Бейли кивнул и сказал:
– Вы думаете, что этот добровольный отказ от личной славы сработает?
– Должен.
– А может Институт, пусть сообща, сдублировать индивидуальную работу доктора Фастальфа и заново открыть теорию позитронного мозга?
– Со временем мы это сделаем. Это неизбежно.
– А вы не делали попыток сэкономить время и убедить доктора Фастальфа выдать секрет?
– Думаю, что у нас есть способ убедить его.
– Через скандал с Джандером?
– Не думаю, чтобы вы в действительности хотели задать этот вопрос. Ну, я сказала вам все, что вы хотели знать, землянин?
– Вы сказали мне кое-что, чего я не знал.
– Тогда пора вам сказать мне насчет Гремиониса. Почему вы связали имя этого брадобрея со мной?
– Брадобрея?
– Он считает себя дизайнером по прическам, кроме всего прочего, но он просто-напросто парикмахер. Говорите о нем – или давайте считать интервью законченным.
Бейли устал. Ему было ясно, что Василия наслаждалась этим фехтованием. Она дала ему ровно столько, чтобы разжечь его аппетит, и теперь он вынужден покупать материал за собственную информацию. Но у него не было никакой информации, одни догадки. И если часть их ошибочна, он пропал. Однако, надо было фехтовать.
– Видите ли доктор Василия, вы не можете уверять, что предположение о связи между вами и Гремионисом смехотворно.
– Почему? Оно нелепо.
– Нет. Будь оно нелепо, вы рассмеялись бы мне в лицо и выключили бы контакт трехмерки. Из простого факта, что вы отказались от своей первоначальной позиции и приняли меня, из простого факта, что вы разговаривали со мной и сообщили мне очень многое – совершенно ясно: вы чувствуете, что я могу воткнуть нож вам в шею.
Василия сказала низким, злым голосом:
– Вы, видимо, знаете, маленький землянин, что мое положение уязвимо. Я дочь доктора Фастальфа, а в Институте хватает достаточно глупых или достаточно злонамеренных лиц, которые из-за этого не доверяют мне. Я не знаю, что именно вы слышали, но все это более или менее смехотворно.
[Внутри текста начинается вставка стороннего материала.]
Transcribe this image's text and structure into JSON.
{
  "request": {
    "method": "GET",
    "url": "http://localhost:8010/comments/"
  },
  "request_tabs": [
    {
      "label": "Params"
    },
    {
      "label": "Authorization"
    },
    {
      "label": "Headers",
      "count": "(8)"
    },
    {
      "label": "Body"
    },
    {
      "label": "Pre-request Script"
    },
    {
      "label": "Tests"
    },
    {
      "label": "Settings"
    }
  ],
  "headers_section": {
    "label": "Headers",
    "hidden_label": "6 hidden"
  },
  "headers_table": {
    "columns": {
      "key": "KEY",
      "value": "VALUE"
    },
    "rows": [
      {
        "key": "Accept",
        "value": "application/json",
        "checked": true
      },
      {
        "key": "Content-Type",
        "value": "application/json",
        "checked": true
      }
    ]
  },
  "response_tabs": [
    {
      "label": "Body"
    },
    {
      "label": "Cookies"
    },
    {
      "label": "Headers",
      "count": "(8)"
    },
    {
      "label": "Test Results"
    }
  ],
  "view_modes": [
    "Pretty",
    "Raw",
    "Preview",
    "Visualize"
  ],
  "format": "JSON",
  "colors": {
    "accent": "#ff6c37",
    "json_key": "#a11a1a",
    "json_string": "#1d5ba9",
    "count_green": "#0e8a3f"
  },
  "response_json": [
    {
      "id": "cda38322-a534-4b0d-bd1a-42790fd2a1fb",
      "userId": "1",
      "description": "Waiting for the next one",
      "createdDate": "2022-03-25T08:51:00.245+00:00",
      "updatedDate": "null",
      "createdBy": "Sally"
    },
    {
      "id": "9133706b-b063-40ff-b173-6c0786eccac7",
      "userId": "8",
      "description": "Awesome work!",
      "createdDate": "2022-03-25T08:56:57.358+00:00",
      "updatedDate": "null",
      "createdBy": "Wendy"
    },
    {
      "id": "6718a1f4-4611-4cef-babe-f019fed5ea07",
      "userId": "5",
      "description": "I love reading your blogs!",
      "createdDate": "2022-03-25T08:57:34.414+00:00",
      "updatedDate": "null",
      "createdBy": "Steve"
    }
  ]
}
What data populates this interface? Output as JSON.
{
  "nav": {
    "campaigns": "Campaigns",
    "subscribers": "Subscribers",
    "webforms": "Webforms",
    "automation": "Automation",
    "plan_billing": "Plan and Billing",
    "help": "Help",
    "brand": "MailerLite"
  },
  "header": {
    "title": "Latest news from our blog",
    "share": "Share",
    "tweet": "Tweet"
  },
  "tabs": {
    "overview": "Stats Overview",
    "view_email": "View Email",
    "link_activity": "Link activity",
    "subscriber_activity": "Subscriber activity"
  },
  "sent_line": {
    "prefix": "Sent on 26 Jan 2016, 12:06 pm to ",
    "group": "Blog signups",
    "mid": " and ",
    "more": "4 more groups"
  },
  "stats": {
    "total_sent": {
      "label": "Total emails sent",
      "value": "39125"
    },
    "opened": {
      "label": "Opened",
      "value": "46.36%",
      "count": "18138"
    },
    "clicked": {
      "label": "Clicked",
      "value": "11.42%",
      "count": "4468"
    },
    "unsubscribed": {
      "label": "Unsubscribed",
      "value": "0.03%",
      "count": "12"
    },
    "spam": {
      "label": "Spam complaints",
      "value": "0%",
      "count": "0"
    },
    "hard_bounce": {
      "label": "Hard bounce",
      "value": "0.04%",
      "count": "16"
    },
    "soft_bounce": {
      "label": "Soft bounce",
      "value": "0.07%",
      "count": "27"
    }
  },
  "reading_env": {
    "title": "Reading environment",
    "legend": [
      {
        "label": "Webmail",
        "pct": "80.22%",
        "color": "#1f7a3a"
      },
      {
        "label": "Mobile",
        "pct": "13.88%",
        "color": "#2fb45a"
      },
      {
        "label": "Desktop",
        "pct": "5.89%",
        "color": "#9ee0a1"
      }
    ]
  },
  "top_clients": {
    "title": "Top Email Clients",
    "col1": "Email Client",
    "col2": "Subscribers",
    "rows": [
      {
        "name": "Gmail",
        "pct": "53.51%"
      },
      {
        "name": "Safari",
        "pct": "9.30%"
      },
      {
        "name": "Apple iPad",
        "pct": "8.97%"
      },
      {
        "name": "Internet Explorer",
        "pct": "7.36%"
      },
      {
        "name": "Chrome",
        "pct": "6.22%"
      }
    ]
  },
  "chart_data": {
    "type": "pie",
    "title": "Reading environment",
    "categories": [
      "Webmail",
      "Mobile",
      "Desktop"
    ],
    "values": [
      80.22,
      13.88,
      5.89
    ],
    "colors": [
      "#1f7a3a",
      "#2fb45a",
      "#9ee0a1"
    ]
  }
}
Однако, даже нелепость может быть использована против меня. Поэтому, я хочу поторговаться. Я сказала вам кое-что, могу сказать и больше, но только в том случае, если вы скажете, что у вас спрятано в рукаве, и убедите меня, что вы говорите правду. Так вот, говорите. Если вы попытаетесь вести игру со мной, я выкину вас вон и, по крайней мере, получу от этого удовольствие, а мое положение не станет от этого хуже, чем сейчас. У меня есть средство повлиять на Председателя, чтобы он отменил свое решение пустить вас на Аврору и отправил бы вас обратно на Землю. На него и так в этом смысле большое давление, и вы не захотите, чтобы я добавила свое. Итак, говорите!
– Поэтому я и спрашиваю, доктор Василия.
– Так вот, землянин, я слышала, что земляне короткоживущие. Это верно?
Бейли пожал плечами.
– Некоторые доживают до ста лет по земному времени – примерно до ста тридцати по метрическому аврорскому.
– А сколько вам?
– Сорок пять земных, шестьдесят метрических.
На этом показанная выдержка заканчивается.